Entonces, tan rápidamente como había aparecido, la sonrisa desapareció. Los ojos se estrecharon y el resplandor se apagó, eclipsado por la sombra del día anterior. Ayer. Lo había ocultado muy bien. Casi le había hecho olvidarse de la desolada mujer que estuvo a punto de tomarse un frasco de pastillas. El recuerdo le dolió.


—Será mejor que no —dijo ella.


—¿Por qué no? —inquirió, lamentando que perdiera su alegría. Enfadado con Benjamin.


—Tengo que irme… irme a casa —replicó ella, recordándose a sí misma con dureza que debía enfrentarse a la situación. A la ira de su madre. 


A la desilusión de Leonardo. Estaba bastante claro que realmente había contado con la inversión de Benjamin en su negocio.


—¿Por qué?


Ella alzó la mirada, sorprendida por el tono beligerante de su voz.


—Tengo que hacer muchas cosas —explicó. 


Detalles. Devolver los regalos con una nota de explicación. Era embarazoso decir que te habían dejado plantada y no sabías por qué. ¿Qué iba a decir? ¿Incompatibilidad? No, eso se decía en los divorcios. También tenía que llamar a Carla, su jefa, y pedirle que le devolviera su puesto de trabajo. Eso iba a ser incómodo, también, después de la fiesta de despedida que le habían organizado en la cafetería de empleados. 


Bueno, simplemente tendría que…
—Las cosas pueden esperar ¿no crees?


La pregunta de Pedro y el ruido de los platos que estaba apilando interrumpieron sus cavilaciones.


—Uy, perdona —dijo, levantándose a ayudarlo a quitar la mesa—. Yo aquí soñando despierta mientras tú trabajas. ¿Dónde pongo la mantequilla? —él señaló un frigorífico empotrado, que parecía un armario más.
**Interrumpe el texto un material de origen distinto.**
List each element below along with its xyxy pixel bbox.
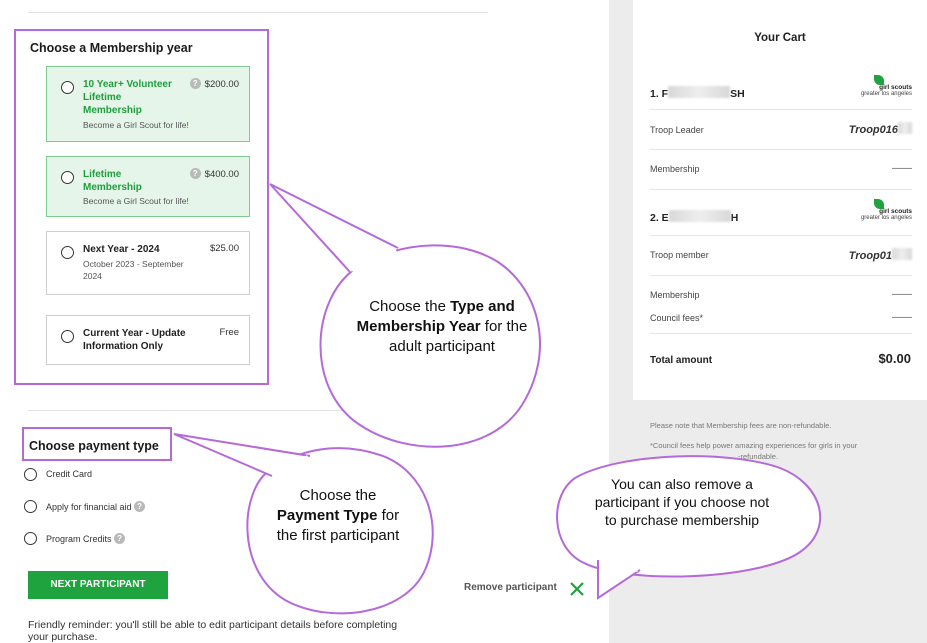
callout-text-part: Choose the <box>369 298 451 315</box>
callout-text-3: You can also remove a participant if you… <box>594 476 770 528</box>
callout-text-bold: Payment Type <box>276 507 378 524</box>
callout-text-part: Choose the <box>299 487 377 504</box>
callout-text-1: Choose the Type and Membership Year for … <box>352 297 532 357</box>
callout-text-2: Choose the Payment Type for the first pa… <box>268 486 408 546</box>
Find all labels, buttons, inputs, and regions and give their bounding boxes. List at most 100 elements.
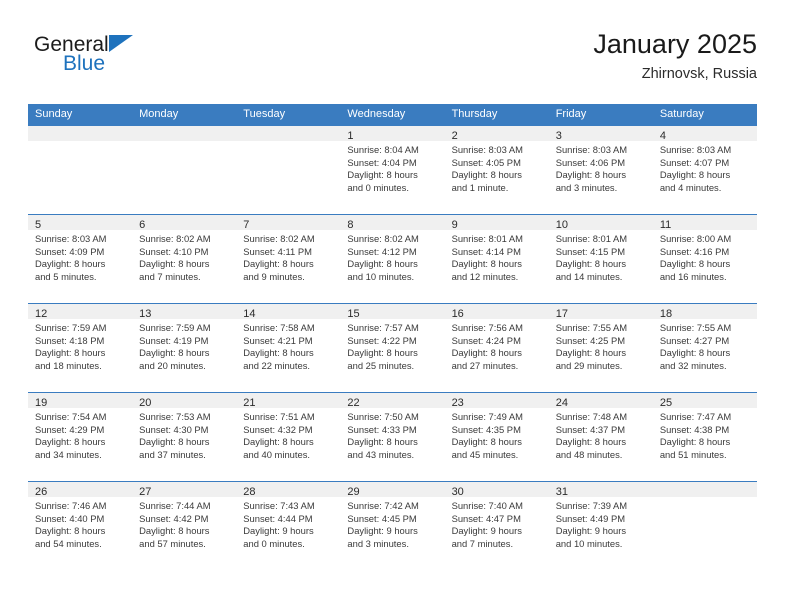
day-cell-body: Sunrise: 8:02 AM Sunset: 4:10 PM Dayligh… (132, 230, 236, 283)
day-number: 5 (35, 219, 42, 231)
daylight-text-line1: Daylight: 8 hours (139, 347, 210, 359)
day-cell[interactable] (236, 126, 341, 214)
day-number-bar: 24 (548, 393, 653, 409)
generalblue-logo[interactable]: General Blue (34, 34, 234, 90)
day-cell[interactable]: 14 Sunrise: 7:58 AM Sunset: 4:21 PM Dayl… (236, 304, 341, 392)
sunrise-text: Sunrise: 7:58 AM (243, 322, 315, 333)
daylight-text-line1: Daylight: 9 hours (243, 525, 314, 537)
day-number-bar: 1 (340, 126, 445, 142)
daylight-text-line2: and 14 minutes. (555, 270, 623, 282)
sunset-text: Sunset: 4:47 PM (451, 512, 521, 524)
calendar-week-row: 1 Sunrise: 8:04 AM Sunset: 4:04 PM Dayli… (28, 125, 757, 214)
daylight-text-line2: and 3 minutes. (555, 181, 618, 193)
day-number-bar: 3 (548, 126, 653, 142)
day-number-bar (652, 482, 757, 497)
weekday-header-tuesday: Tuesday (243, 108, 286, 120)
day-cell[interactable]: 29 Sunrise: 7:42 AM Sunset: 4:45 PM Dayl… (340, 482, 445, 570)
daylight-text-line1: Daylight: 8 hours (451, 169, 522, 181)
day-number-bar: 12 (28, 304, 133, 320)
day-number: 13 (139, 308, 152, 320)
day-cell[interactable]: 19 Sunrise: 7:54 AM Sunset: 4:29 PM Dayl… (28, 393, 133, 481)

Otra buena idea.


—Bueno, ¿no crees? —insistió él, mientras llenaba el lavaplatos.


—¿Qué?


—Las cosas, lo que sea que tienes que hacer, seguirán allí cuando vuelvas, ¿no? Después de todo, no se esperaba que volvieras enseguida. Se supone que te ibas de luna de miel o… ¡Dios mío!, lo siento.


—¡No, no te preocupes! —dijo ella, conmovida por su tono de consternación. Estaba pidiéndole perdón por mencionar el desastre del día anterior, un tema que habían evitado toda la mañana. Él por pena, mientras que ella…—. No importa. Yo… —se interrumpió. Si decía que estaba encantada de que la hubieran plantado, iba a parecer aún más tonta de lo que ya parecía—. Sobreviviré —terminó—. Y tienes razón. No estaría en casa si las cosas hubieran ido de otra manera. Si no te importa, me encantaría salir a navegar. Un día más o menos no importa ¿verdad?


«Todos los días que hagan falta hasta que vuelva a ver esa sonrisa», pensó él.